The Magistrate was fully justified in rejecting the Final Report submitted by the Economic Offences Wing, State CID (Crime) and to order a fresh investigation into the allegations made on behalf of the Bank. The High Court, therefore, did not commit any error in upholding the views expressed by the Trial Court. Section 181(4) Cr.P.C. deals with the Court's powers to inquire or try an offence of criminal misappropriation or of a criminal breach of trust if the same has been committed or any part of the property, which is the subject of the offence, is received or retained within the local jurisdiction of the said Court.

The powers vested in the Investigating Authorities under Sections 156(1) Cr.P.C., did not restrict the jurisdiction of the Investigating Agency to investigate into a complaint even if it did not have territorial jurisdiction to do so.
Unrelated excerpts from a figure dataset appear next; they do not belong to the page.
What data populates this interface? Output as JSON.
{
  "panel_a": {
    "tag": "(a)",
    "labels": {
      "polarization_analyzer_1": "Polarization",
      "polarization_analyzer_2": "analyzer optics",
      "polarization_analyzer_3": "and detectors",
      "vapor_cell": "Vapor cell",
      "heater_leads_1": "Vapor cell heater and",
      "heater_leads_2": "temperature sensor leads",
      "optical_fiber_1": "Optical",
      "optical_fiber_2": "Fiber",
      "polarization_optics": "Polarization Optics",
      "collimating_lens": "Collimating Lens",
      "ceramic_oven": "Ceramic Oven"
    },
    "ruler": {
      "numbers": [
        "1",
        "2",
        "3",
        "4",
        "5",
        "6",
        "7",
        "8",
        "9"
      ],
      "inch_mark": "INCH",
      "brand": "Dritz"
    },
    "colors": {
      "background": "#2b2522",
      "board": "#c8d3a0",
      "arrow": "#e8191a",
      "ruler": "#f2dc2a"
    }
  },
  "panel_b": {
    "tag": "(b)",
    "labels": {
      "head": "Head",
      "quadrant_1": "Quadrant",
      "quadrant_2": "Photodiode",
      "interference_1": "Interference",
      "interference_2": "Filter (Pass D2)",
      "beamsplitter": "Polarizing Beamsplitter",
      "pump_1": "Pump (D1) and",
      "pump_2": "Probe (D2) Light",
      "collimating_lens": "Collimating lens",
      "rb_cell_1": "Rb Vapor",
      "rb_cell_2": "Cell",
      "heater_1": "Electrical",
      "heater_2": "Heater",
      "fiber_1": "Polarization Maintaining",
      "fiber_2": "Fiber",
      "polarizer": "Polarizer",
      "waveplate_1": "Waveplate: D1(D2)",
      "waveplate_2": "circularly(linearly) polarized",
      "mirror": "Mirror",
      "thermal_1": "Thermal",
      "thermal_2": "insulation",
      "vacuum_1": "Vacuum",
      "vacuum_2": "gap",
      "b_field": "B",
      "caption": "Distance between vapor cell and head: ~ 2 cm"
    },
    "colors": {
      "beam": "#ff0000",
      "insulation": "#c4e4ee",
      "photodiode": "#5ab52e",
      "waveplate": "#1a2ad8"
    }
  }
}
Unlike as in other cases, it was for the Court to decide whether it had jurisdiction to entertain the complaint as and when the entire facts were placed before it.

A police officer in charge of a police station can, without the order of a Magistrate, investigate any cognizable offence which a Court having jurisdiction over such police station can inquire into or try under Chapter III of the Code of Criminal Procedure. Sub-section (2) of Section 156 ensures that once an investigation is commenced under Sub-section (1), the same is not interrupted on the ground that the police officer was not empowered under the Section to investigate. It is in the nature of a "savings clause" in respect of investigations undertaken in respect of cognizable offences. In addition to the powers vested in a Magistrate empowered under Section 190 Cr.P.C. to order an investigation under Sub- section (1) of section 202 Cr.P.C., Sub-section (3) of Section 156 also empowers such Magistrate to order an investigation on a complaint filed before him. Sub-section (4) only indicates that an inquiry or trial of an offence of criminal misappropriation or criminal breach of trust can be conducted by a Court within whose jurisdiction the offence had been committed or any part of the property forming the subject matter of the offence is received or retained or was required to be returned or accounted for by the accused person. The said provisions do not account for a stage contemplated on account of an order made under Section 156(3) Cr.P.C.